Scalable Injury-Risk Screening in Baseball Pitching From Broadcast Video

This paper presents a scalable monocular video pipeline that recovers clinically relevant biomechanical metrics from broadcast baseball footage with high accuracy, enabling effective injury-risk screening for thousands of pitchers without the need for expensive stadium-based motion capture systems.

Jerrin Bright, Justin Mende, John Zelek

Published 2026-03-06
📖 4 min read☕ Coffee break read

Imagine you are a baseball coach standing on the sidelines. You want to know if your pitcher is about to blow out their elbow, but you don't have a million-dollar laboratory with high-speed cameras and sensors strapped to their body. In the past, you'd have to guess based on how the pitch looks.

This paper introduces a "magic lens" that turns a regular TV broadcast of a baseball game into a high-tech medical scanner. Here is how it works, broken down into simple concepts:

1. The Problem: The "Black Box" of Injury

In professional baseball, teams use expensive stadium cameras (costing up to $500,000) to track exactly how a pitcher moves their joints. This data helps predict injuries like "Tommy John" surgery. But for high school kids, college players, or independent leagues, that tech is impossible to afford. They are flying blind, trying to prevent injuries without the data to back it up.

2. The Solution: A "Digital X-Ray" from a Single Camera

The researchers built a computer program that can watch a standard TV broadcast of a pitcher and "see" their skeleton in 3D. Think of it like a digital puppeteer. The computer watches the video, finds the pitcher's joints (shoulders, elbows, hips), and builds a 3D stick-figure model of them moving in real-time.

3. The Challenge: Fixing the "Jittery" Video

Regular video is messy. It gets blurry when the arm moves fast, it compresses (like a low-quality YouTube video), and the pitcher's body often blocks its own limbs. If you just took the raw video and calculated angles, the numbers would be all over the place—like a shaky hand trying to draw a straight line.

The Fix (The "Refinement Stack"):
The authors created a cleaning process they call the Biomechanics Refinement Stack. Imagine you are fixing a shaky video of a dancer:

  • The "Drift" Fix: Sometimes the computer thinks the pitcher is floating away. They added a "gravity anchor" (Pelvis-to-Global Lifting) to make sure the pitcher stays planted on the ground where they belong.
  • The "Rigid Bone" Fix: In real life, your arm bones don't stretch or shrink. But computer guesses might make an arm look like it's growing an inch every second. The program forces the bones to stay the same length, like a rigid skeleton.
  • The "Symmetry" Fix: If the computer gets confused and thinks the left arm is longer than the right, the program fixes it to match human anatomy.

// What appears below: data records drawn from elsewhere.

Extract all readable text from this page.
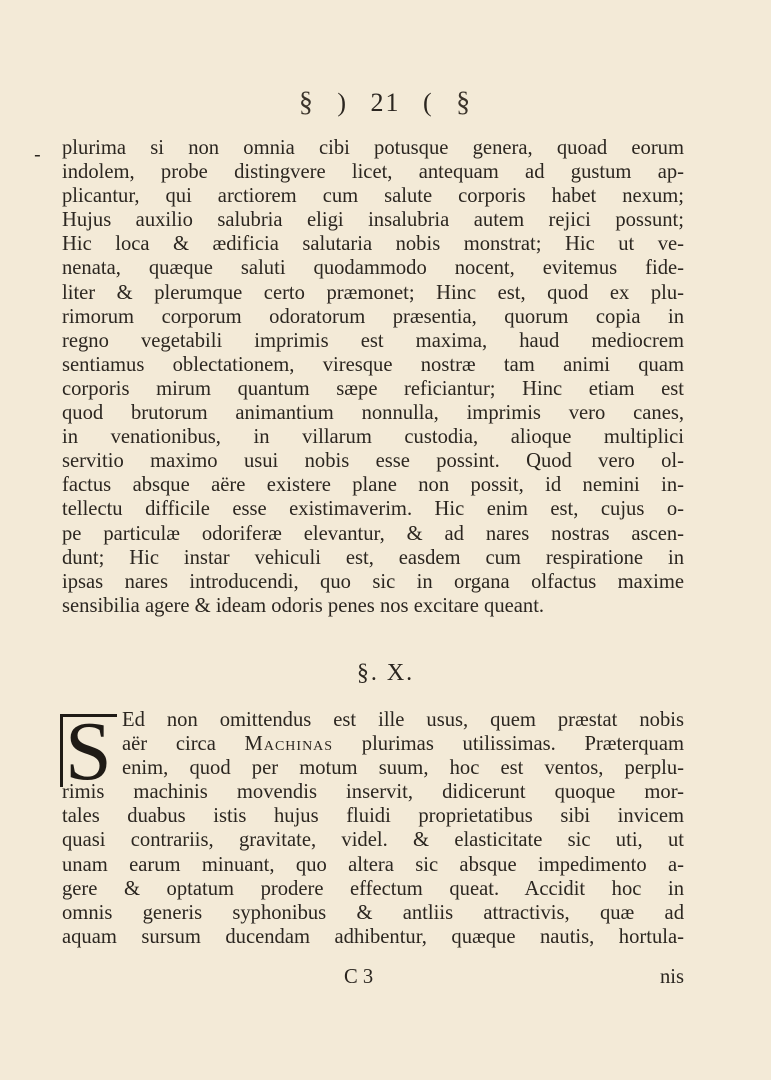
§ ) 21 ( §
- plurima si non omnia cibi potusque genera, quoad eorum
indolem, probe distingvere licet, antequam ad gustum ap-
plicantur, qui arctiorem cum salute corporis habet nexum;
Hujus auxilio salubria eligi insalubria autem rejici possunt;
Hic loca & ædificia salutaria nobis monstrat; Hic ut ve-
nenata, quæque saluti quodammodo nocent, evitemus fide-
liter & plerumque certo præmonet; Hinc est, quod ex plu-
rimorum corporum odoratorum præsentia, quorum copia in
regno vegetabili imprimis est maxima, haud mediocrem
sentiamus oblectationem, viresque nostræ tam animi quam
corporis mirum quantum sæpe reficiantur; Hinc etiam est
quod brutorum animantium nonnulla, imprimis vero canes,
in venationibus, in villarum custodia, alioque multiplici
servitio maximo usui nobis esse possint. Quod vero ol-
factus absque aëre existere plane non possit, id nemini in-
tellectu difficile esse existimaverim. Hic enim est, cujus o-
pe particulæ odoriferæ elevantur, & ad nares nostras ascen-
dunt; Hic instar vehiculi est, easdem cum respiratione in
ipsas nares introducendi, quo sic in organa olfactus maxime
sensibilia agere & ideam odoris penes nos excitare queant.
§. X.
S Ed non omittendus est ille usus, quem præstat nobis
aër circa Machinas plurimas utilissimas. Præterquam
enim, quod per motum suum, hoc est ventos, perplu-
rimis machinis movendis inservit, didicerunt quoque mor-
tales duabus istis hujus fluidi proprietatibus sibi invicem
quasi contrariis, gravitate, videl. & elasticitate sic uti, ut
unam earum minuant, quo altera sic absque impedimento a-
gere & optatum prodere effectum queat. Accidit hoc in
omnis generis syphonibus & antliis attractivis, quæ ad
aquam sursum ducendam adhibentur, quæque nautis, hortula-
C 3	nis
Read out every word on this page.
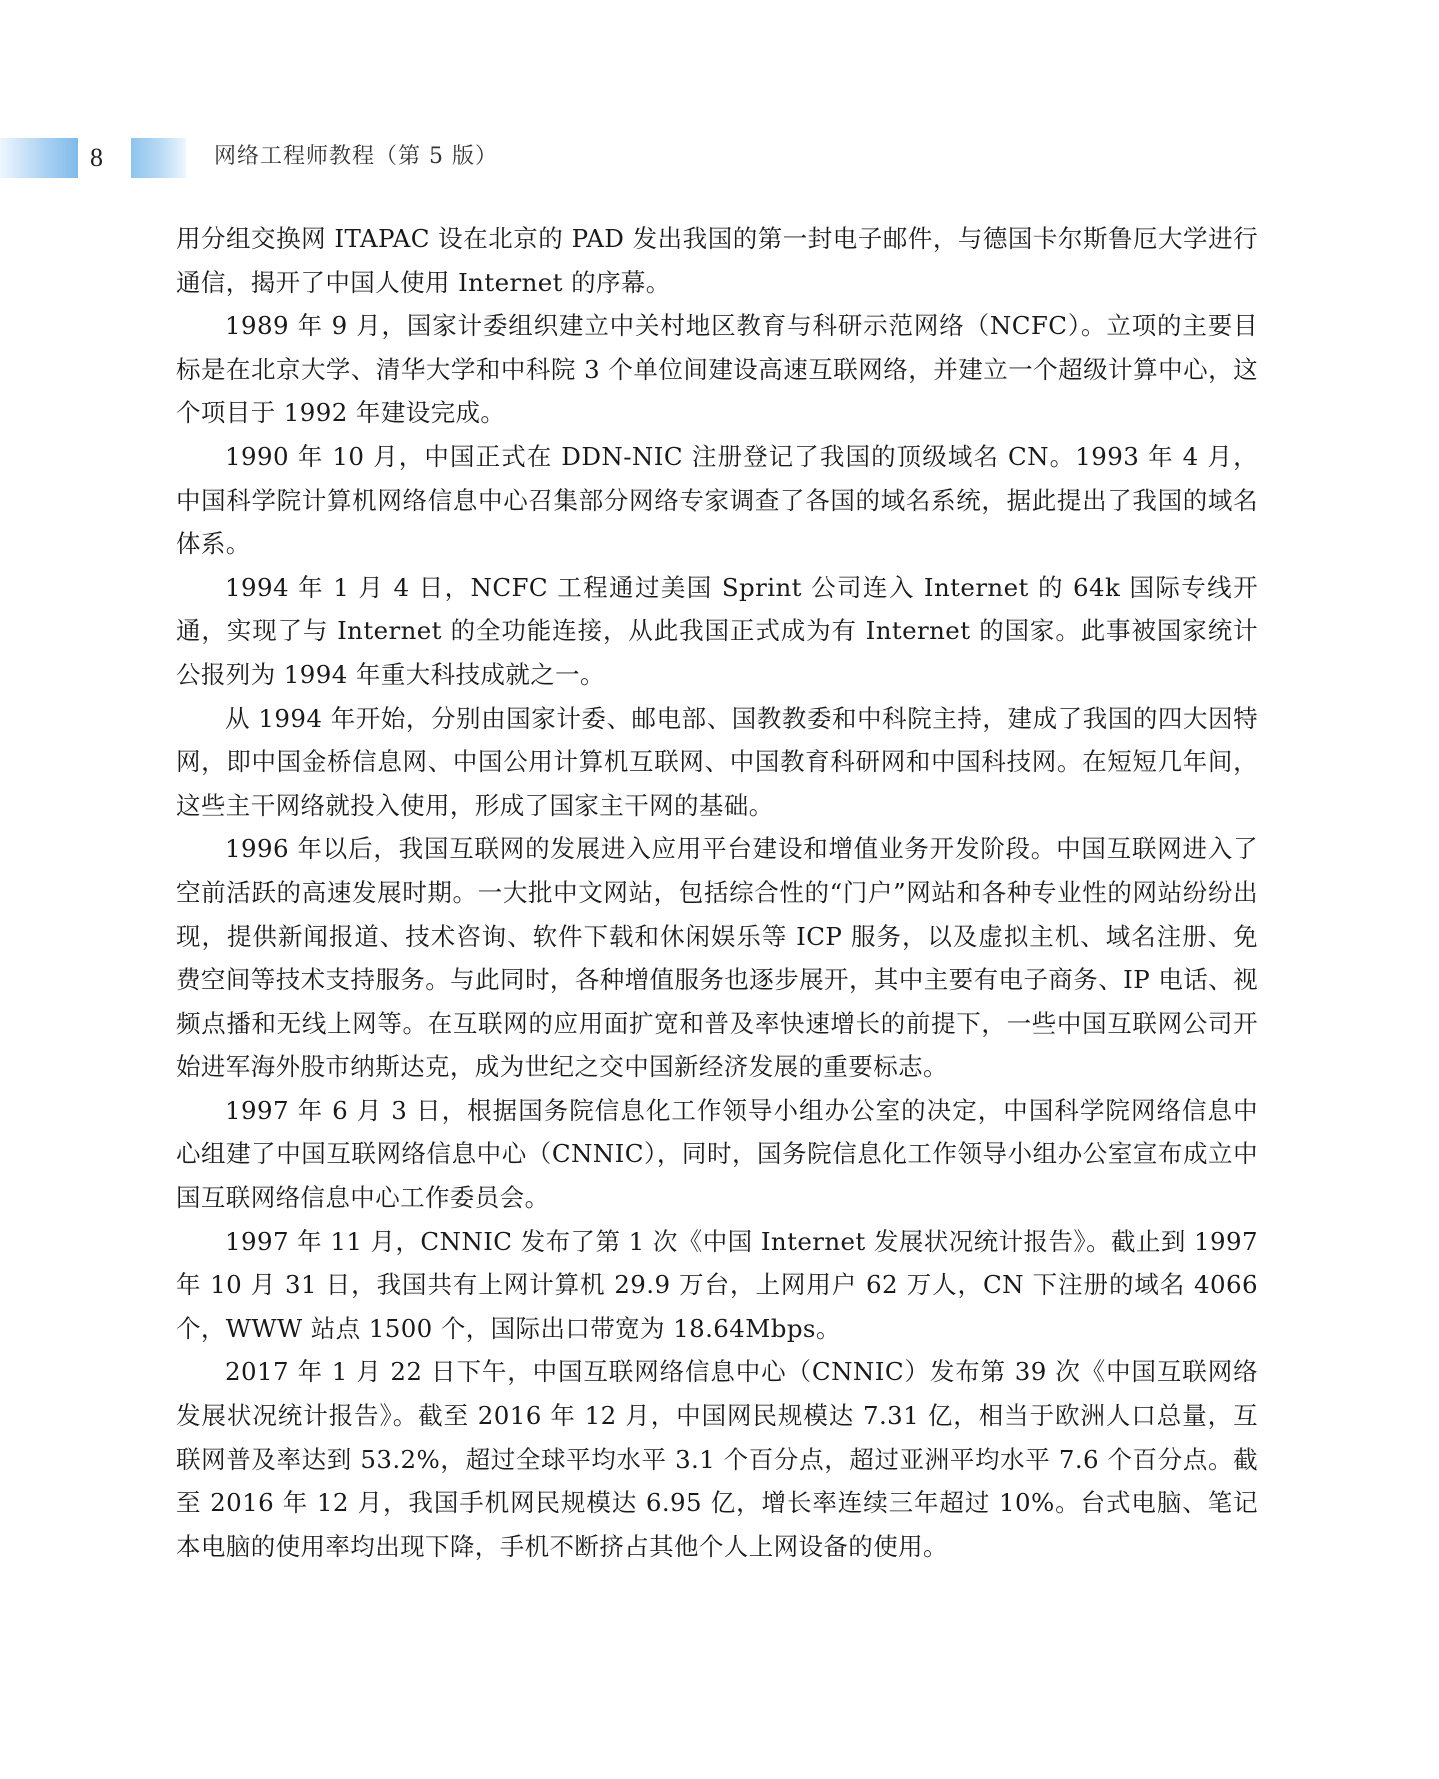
8	网络工程师教程（第 5 版）

用分组交换网 ITAPAC 设在北京的 PAD 发出我国的第一封电子邮件，与德国卡尔斯鲁厄大学进行通信，揭开了中国人使用 Internet 的序幕。

1989 年 9 月，国家计委组织建立中关村地区教育与科研示范网络（NCFC）。立项的主要目标是在北京大学、清华大学和中科院 3 个单位间建设高速互联网络，并建立一个超级计算中心，这个项目于 1992 年建设完成。

1990 年 10 月，中国正式在 DDN-NIC 注册登记了我国的顶级域名 CN。1993 年 4 月，中国科学院计算机网络信息中心召集部分网络专家调查了各国的域名系统，据此提出了我国的域名体系。

1994 年 1 月 4 日，NCFC 工程通过美国 Sprint 公司连入 Internet 的 64k 国际专线开通，实现了与 Internet 的全功能连接，从此我国正式成为有 Internet 的国家。此事被国家统计公报列为 1994 年重大科技成就之一。

从 1994 年开始，分别由国家计委、邮电部、国教教委和中科院主持，建成了我国的四大因特网，即中国金桥信息网、中国公用计算机互联网、中国教育科研网和中国科技网。在短短几年间，这些主干网络就投入使用，形成了国家主干网的基础。

1996 年以后，我国互联网的发展进入应用平台建设和增值业务开发阶段。中国互联网进入了空前活跃的高速发展时期。一大批中文网站，包括综合性的“门户”网站和各种专业性的网站纷纷出现，提供新闻报道、技术咨询、软件下载和休闲娱乐等 ICP 服务，以及虚拟主机、域名注册、免费空间等技术支持服务。与此同时，各种增值服务也逐步展开，其中主要有电子商务、IP 电话、视频点播和无线上网等。在互联网的应用面扩宽和普及率快速增长的前提下，一些中国互联网公司开始进军海外股市纳斯达克，成为世纪之交中国新经济发展的重要标志。

1997 年 6 月 3 日，根据国务院信息化工作领导小组办公室的决定，中国科学院网络信息中心组建了中国互联网络信息中心（CNNIC），同时，国务院信息化工作领导小组办公室宣布成立中国互联网络信息中心工作委员会。

1997 年 11 月，CNNIC 发布了第 1 次《中国 Internet 发展状况统计报告》。截止到 1997 年 10 月 31 日，我国共有上网计算机 29.9 万台，上网用户 62 万人，CN 下注册的域名 4066 个，WWW 站点 1500 个，国际出口带宽为 18.64Mbps。

2017 年 1 月 22 日下午，中国互联网络信息中心（CNNIC）发布第 39 次《中国互联网络发展状况统计报告》。截至 2016 年 12 月，中国网民规模达 7.31 亿，相当于欧洲人口总量，互联网普及率达到 53.2%，超过全球平均水平 3.1 个百分点，超过亚洲平均水平 7.6 个百分点。截至 2016 年 12 月，我国手机网民规模达 6.95 亿，增长率连续三年超过 10%。台式电脑、笔记本电脑的使用率均出现下降，手机不断挤占其他个人上网设备的使用。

4. The Result: 18 "Vital Signs" for Pitchers

Once the video is cleaned up, the system measures 18 specific numbers that doctors and coaches care about. These are like the pitcher's "vital signs":

  • How bent is the knee when the foot hits the ground?
  • How far is the shoulder twisted back?
  • How much is the torso leaning forward?

They tested this on 13 professional pitchers. The computer's measurements were almost identical to the expensive stadium cameras (within 1 degree of error). It's like using a smartphone camera to measure a room and getting the same result as a laser measure.

5. The Payoff: The "Injury Crystal Ball"

The real magic happens when they feed these 18 numbers into an AI "doctor."

  • They looked at data from 7,348 pitchers.
  • They taught the AI to spot the patterns that happen before a pitcher gets hurt.
  • The AI learned that it's not just the average movement that matters, but the extreme movements (the top 10% of the craziest pitches).

The Score: The system predicts the risk of a major arm injury with 81% to 82% accuracy. That is a huge leap from just guessing.

Why This Matters

Think of this system as democratizing safety.

  • Before: Only rich professional teams could afford the "medical scanner" to check for injuries.
  • Now: Any coach with a smartphone and a video of a game can run this analysis.

It allows a high school coach to say, "Hey, your pitcher's elbow is twisting 10 degrees more than usual on his hardest throws. Let's rest him for a week," before the injury happens. It turns a simple video into a life-saving tool, making professional-level safety accessible to everyone.